Читаем Мгновенье - целая жизнь. Повесть о Феликсе Коне полностью

— Согласен, — сказал Алексей, ероша крупными узловатыми пальцами сиво-русую бороду. — При одном условии… Если мне каторгу и ссылку зачтут за службу в армии с выслугой лет. По моим подсчетам, я сразу получу чин генерал-майора.


В мае 1904 года Кон прощался с товарищами по ссылке. Навестил Мельникова. Сергей Иванович слег и уже не надеялся вернуться из Сибири живым. Алексея Орочко дома не застал — тот уехал на подтаежную заимку. Аркадий Тырков, конечно, был дома, как и всегда по вечерам, и много говорил все об одном и том же — отец хлопочет о переводе его в свое имение Вергеж. Там теперь живет его сестра Ариадна Владимировна Вергежская, подруга Надежды Константиновны Крупской. Но Аркадия в те места тянет по другой причине: отец поставил образцовое молочное хозяйство, что очень уж глубоко восхищает супругу Аркадия, славную Елену Павловну.

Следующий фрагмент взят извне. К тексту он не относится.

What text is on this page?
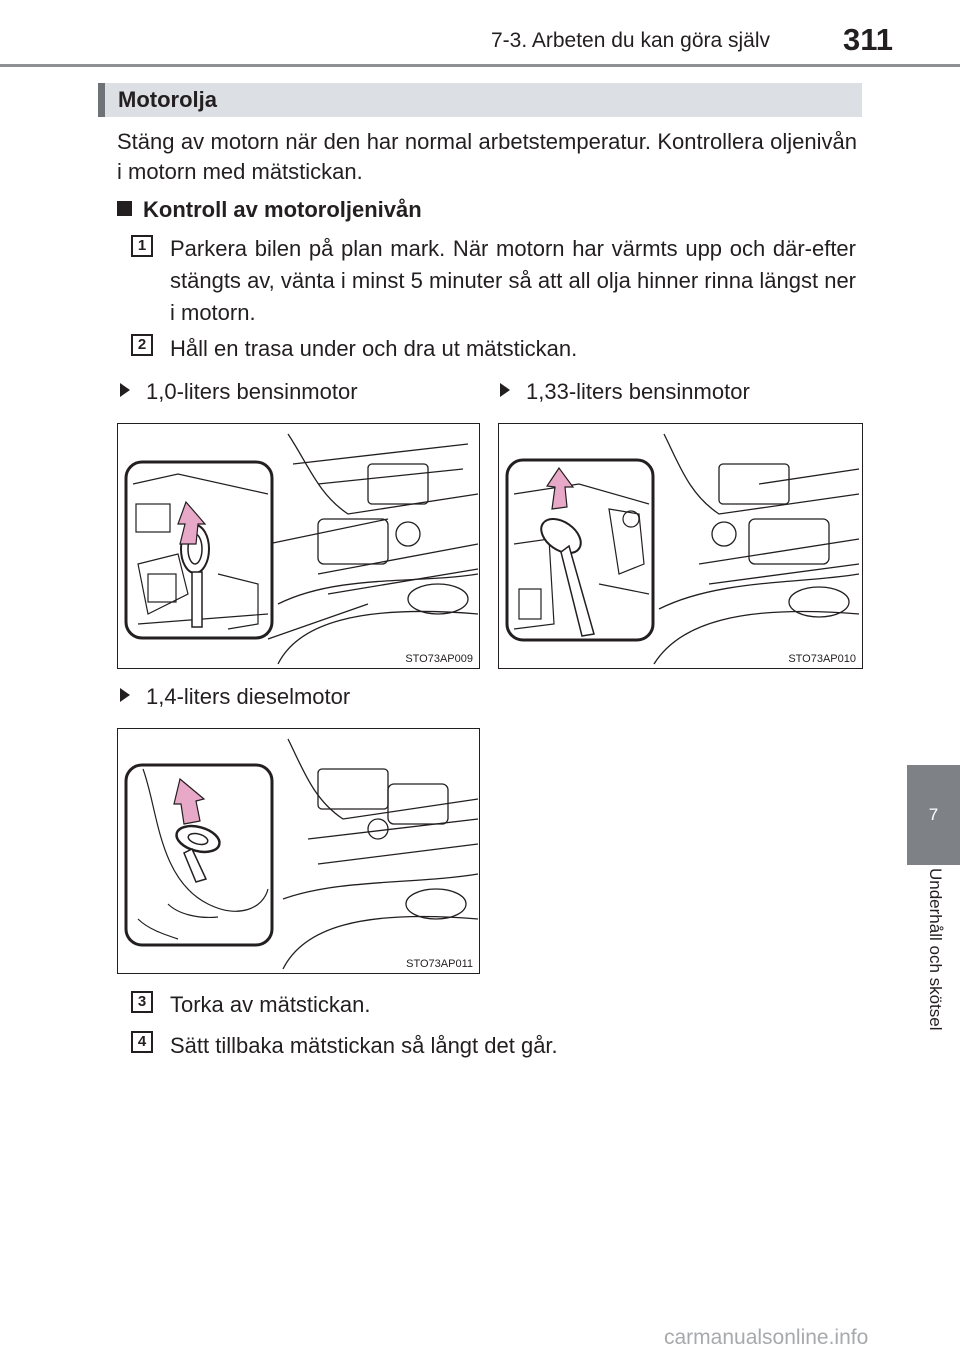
7-3. Arbeten du kan göra själv 311
Motorolja
Stäng av motorn när den har normal arbetstemperatur. Kontrollera oljenivån i motorn med mätstickan.
Kontroll av motoroljenivån
1	Parkera bilen på plan mark. När motorn har värmts upp och där-efter stängts av, vänta i minst 5 minuter så att all olja hinner rinna längst ner i motorn.
2	Håll en trasa under och dra ut mätstickan.
1,0-liters bensinmotor	1,33-liters bensinmotor
STO73AP009	STO73AP010
1,4-liters dieselmotor
STO73AP011
3	Torka av mätstickan.
4	Sätt tillbaka mätstickan så långt det går.
7
Underhåll och skötsel
carmanualsonline.info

Днем, к сожалению, Аркадий занят частными уроками, а иначе непременно прибежал бы на пристань. Пожалуй, приехал бы и Николай Михайлович. Но Мартьянов на лечении в Крыму. Болен тяжело и, приходится полагать, безнадежно. Какая судьба ожидает музей, если, упаси бог, Николая Михайловича не станет?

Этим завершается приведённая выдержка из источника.